Otomasyon, olması gerektiği gibi ve hakkıyla yapabiliyorsanız, işletmeniz için sihirli getirileri olan bir uygulama. Rekabetin yüksek olduğu alanlarda fark yaratabileceğiniz en önemli olgulardan biri de diyebiliriz. Karlılığı ve kaliteyi çok hızlı yükseltip sizi rakiplerinizi önünüze geçirse de araştırma geliştirme kültürü zayıf kalmış, bir ayağı bilimsel çalışmalardan uzak ülkelerde çok büyük bir risk. Ülkemizde otomasyon uygulamaları, çeşitli mühendislik firmalarının anormal fiyatlı, bilinen markaların kalıp çözümlerini satmaları durumundan öteye geçemiyor. Bu uygulamalar aslında sizin problemlerinize yönelik hazırlanmayan, aracı firmanın kendi kabiliyeti içerisinde, hazır çözümü probleminize uydurduğu çalışmalar olarak kalıyor. Çoğu zaman tam olarak projelerinize oturmayıp yamanarak ilerlediğinden, tam isteneni verememesi ve bilimsel inceleme yapılmadan gerçekte oluşturulabilecek faydayı sağlayamaması da sanırım normal karşılanmalı.

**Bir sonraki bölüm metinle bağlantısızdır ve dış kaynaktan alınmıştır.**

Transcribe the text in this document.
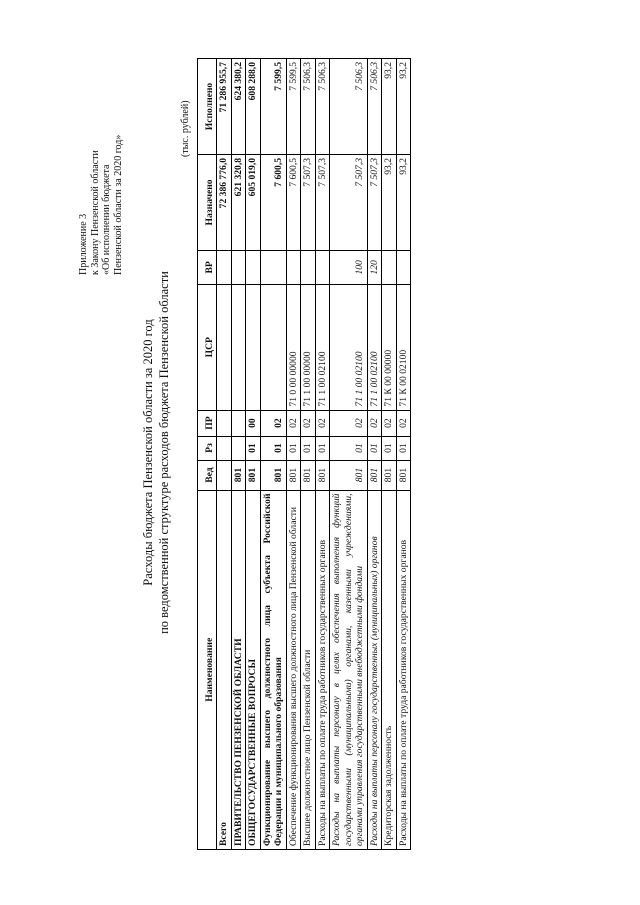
Приложение 3 к Закону Пензенской области «Об исполнении бюджета Пензенской области за 2020 год»
Расходы бюджета Пензенской области за 2020 год по ведомственной структуре расходов бюджета Пензенской области
(тыс. рублей)
Наименование	Вед	Рз	ПР	ЦСР	ВР	Назначено	Исполнено
Всего						72 386 776,0	71 286 955,7
ПРАВИТЕЛЬСТВО ПЕНЗЕНСКОЙ ОБЛАСТИ	801					621 320,8	624 380,2
ОБЩЕГОСУДАРСТВЕННЫЕ ВОПРОСЫ	801	01	00			605 019,0	608 288,0
Функционирование высшего должностного лица субъекта Российской Федерации и муниципального образования	801	01	02			7 600,5	7 599,5
Обеспечение функционирования высшего должностного лица Пензенской области	801	01	02	71 0 00 00000		7 600,5	7 599,5
Высшее должностное лицо Пензенской области	801	01	02	71 1 00 00000		7 507,3	7 506,3
Расходы на выплаты по оплате труда работников государственных органов	801	01	02	71 1 00 02100		7 507,3	7 506,3
Расходы на выплаты персоналу в целях обеспечения выполнения функций государственными (муниципальными) органами, казенными учреждениями, органами управления государственными внебюджетными фондами	801	01	02	71 1 00 02100	100	7 507,3	7 506,3
Расходы на выплаты персоналу государственных (муниципальных) органов	801	01	02	71 1 00 02100	120	7 507,3	7 506,3
Кредиторская задолженность	801	01	02	71 К 00 00000		93,2	93,2
Расходы на выплаты по оплате труда работников государственных органов	801	01	02	71 К 00 02100		93,2	93,2
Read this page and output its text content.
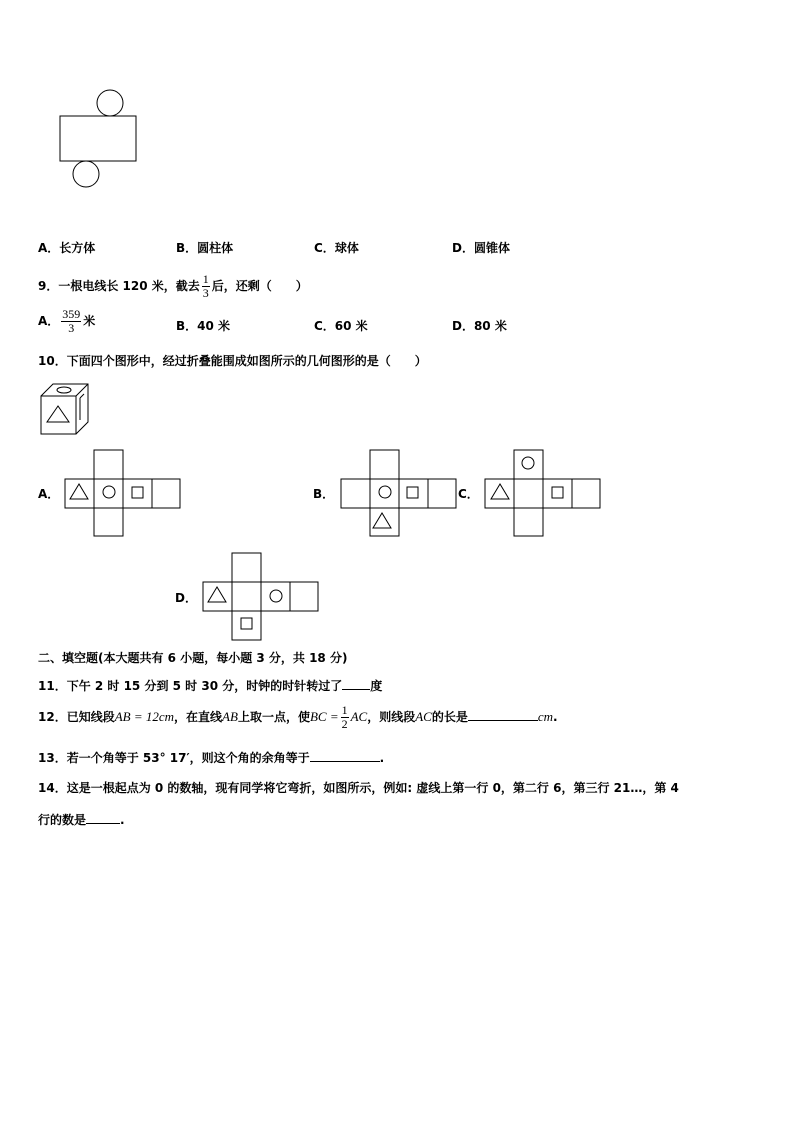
A．长方体	B．圆柱体	C．球体	D．圆锥体
9．一根电线长 120 米，截去 $\frac{1}{3}$ 后，还剩（　　）
A． $\frac{359}{3}$ 米	B．40 米	C．60 米	D．80 米
10．下面四个图形中，经过折叠能围成如图所示的几何图形的是（　　）
A．	B．	C．
D．
二、填空题(本大题共有 6 小题，每小题 3 分，共 18 分)
11．下午 2 时 15 分到 5 时 30 分，时钟的时针转过了 度
12．已知线段AB = 12cm，在直线AB上取一点，使BC = $\frac{1}{2}$ AC，则线段AC的长是	cm.
13．若一个角等于 53° 17′，则这个角的余角等于	.
14．这是一根起点为 0 的数轴，现有同学将它弯折，如图所示，例如: 虚线上第一行 0，第二行 6，第三行 21…，第 4
行的数是	.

Peki gerçekte nasıl olmalı?

Doğru bir otomasyon süreci geliştirmek ve var olan sistemlerinizi onlarca kat etkinliğe kavuşturup arkanıza bakmadan yeni işlere yada projelere motive olmanız için, otomasyon sisteminizin üretimi en küçük yapı taşlarına kadar probleminize özel tasarlanmalı. Bilimsel çalışma felsefesi, hazır ürün alıp-takıp-satma hizmetinin önüne geçmeli. Uygulama ortağınız getirdiği yeniliklerin her detayına hakim olmalı. Uygulama sırasında çıkabilecek problemlere çok hızlı tepki verebilmeli. Ancak bu şekilde en verimli otomasyon sistemlerini geliştirebilir, yeni problemlerle uğraşmak yerine bir adım ileriye geçerek daha büyük yenilikler ve ilerleme sağlamanız mümkün olabilir.